In platelets, phosphatidylserine (PS) is present exclusively in the inner leaflet of the membrane bilayer. Upon activation with some agonists, platelets externalize PS and provide a procoagulant surface. Exposure of PS is accompanied by the release of PS-rich procoagulant membrane fragments called platelet-derived microvesicles. Deficiency of PS exposure and microvesiculation leads to an inherited bleeding disorder, Scott syndrome. Increased microvesicles have been detected in conditions associated with either arterial or venous thrombosis. These associations suggest that, while they may be necessary for normal hemostasis, elevated microvesicles predispose to thrombosis. We have identified lactadherin and Del-1 (developmentally expressed locus-1) as mediators of microvesicles clearance. Lactadherin and Del-1 are present in circulating microvesicles and promotes their phagocytosis by macrophages in a concentration-dependent manner in vitro. Lactadherin-deficient mice have increased microvesicles in the circulation and an enhanced thrombin generation in their plasma. Furthermore, in a light-dye-induced endothelial cell injury/thrombosis model, lactadherin-deficient mice have increased thrombotic tendency compared to wild type littermate controls. Our goals in the current proposal are to define the mechanism(s) of microvesicles clearance and its relation to thrombosis. We will also test the hypothesis that impaired clearance of the microvesicles per s? leads to a hypercoagulable state in antiphospholipid antibody syndrome.

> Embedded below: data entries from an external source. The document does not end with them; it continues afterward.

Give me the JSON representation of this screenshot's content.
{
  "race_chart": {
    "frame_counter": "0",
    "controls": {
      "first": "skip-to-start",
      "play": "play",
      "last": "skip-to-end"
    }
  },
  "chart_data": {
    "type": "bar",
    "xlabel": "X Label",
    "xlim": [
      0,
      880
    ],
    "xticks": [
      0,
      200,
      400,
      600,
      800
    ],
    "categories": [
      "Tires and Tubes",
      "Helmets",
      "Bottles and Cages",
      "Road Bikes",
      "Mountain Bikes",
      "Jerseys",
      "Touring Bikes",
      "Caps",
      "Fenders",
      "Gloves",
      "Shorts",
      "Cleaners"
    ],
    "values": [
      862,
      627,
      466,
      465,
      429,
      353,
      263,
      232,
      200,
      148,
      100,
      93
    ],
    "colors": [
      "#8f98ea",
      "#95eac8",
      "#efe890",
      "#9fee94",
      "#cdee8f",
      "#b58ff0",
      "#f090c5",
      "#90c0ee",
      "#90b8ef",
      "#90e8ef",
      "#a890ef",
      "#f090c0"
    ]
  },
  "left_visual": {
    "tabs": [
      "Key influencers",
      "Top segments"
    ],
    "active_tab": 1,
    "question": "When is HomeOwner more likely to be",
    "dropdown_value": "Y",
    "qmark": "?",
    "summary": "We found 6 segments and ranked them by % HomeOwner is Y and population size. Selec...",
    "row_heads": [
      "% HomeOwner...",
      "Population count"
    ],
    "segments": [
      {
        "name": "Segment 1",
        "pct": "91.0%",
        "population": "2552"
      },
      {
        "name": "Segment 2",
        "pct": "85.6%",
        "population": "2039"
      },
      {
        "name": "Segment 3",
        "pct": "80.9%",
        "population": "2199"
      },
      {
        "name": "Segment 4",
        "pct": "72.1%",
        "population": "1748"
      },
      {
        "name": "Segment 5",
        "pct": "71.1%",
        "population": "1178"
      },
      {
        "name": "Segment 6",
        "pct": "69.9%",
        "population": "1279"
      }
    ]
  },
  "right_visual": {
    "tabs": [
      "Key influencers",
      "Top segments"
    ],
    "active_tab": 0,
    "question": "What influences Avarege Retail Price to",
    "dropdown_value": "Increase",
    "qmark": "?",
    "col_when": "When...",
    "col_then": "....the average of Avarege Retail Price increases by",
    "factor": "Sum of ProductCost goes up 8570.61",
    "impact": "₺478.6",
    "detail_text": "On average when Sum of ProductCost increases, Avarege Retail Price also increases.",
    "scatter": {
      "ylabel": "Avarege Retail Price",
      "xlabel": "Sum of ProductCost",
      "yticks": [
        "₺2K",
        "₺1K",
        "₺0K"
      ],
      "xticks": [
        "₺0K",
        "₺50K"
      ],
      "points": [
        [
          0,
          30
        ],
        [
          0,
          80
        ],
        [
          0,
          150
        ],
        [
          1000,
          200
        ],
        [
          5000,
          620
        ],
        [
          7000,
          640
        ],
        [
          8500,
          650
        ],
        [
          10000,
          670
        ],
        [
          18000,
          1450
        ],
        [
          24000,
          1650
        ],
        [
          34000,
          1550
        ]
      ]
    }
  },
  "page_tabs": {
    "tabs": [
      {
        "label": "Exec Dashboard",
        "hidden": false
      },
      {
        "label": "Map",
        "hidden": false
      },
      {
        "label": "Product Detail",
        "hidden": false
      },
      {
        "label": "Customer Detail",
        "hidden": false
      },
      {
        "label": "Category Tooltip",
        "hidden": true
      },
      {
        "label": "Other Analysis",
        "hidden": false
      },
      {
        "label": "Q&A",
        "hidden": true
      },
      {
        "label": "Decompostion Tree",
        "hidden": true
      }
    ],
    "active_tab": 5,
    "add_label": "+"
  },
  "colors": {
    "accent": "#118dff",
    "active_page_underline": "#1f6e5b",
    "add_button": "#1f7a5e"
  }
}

The specific aims of this proposal are to further characterize the role of lactadherin and Del-1 in the clearance of microvesicles in vivo and to test the hypothesis that microvesicles causes thrombosis in antiphospholipid syndrome.
When platelets are activated, they release small membrane fragments called microvesicles. These vesicles promote blood clotting and some individuals with thrombosis have increased microvesicles in their blood. We will test whether these microvesicles causes blood clotting because of defective clearance. Consequences of thrombosis such as myocardial infarction, stroke and peripheral arterial occlusion are the leading causes of morbidity and mortality among veterans. Our research has a major bearing on the understanding of the role of platelet-derived microvesicles in atherothrombosis.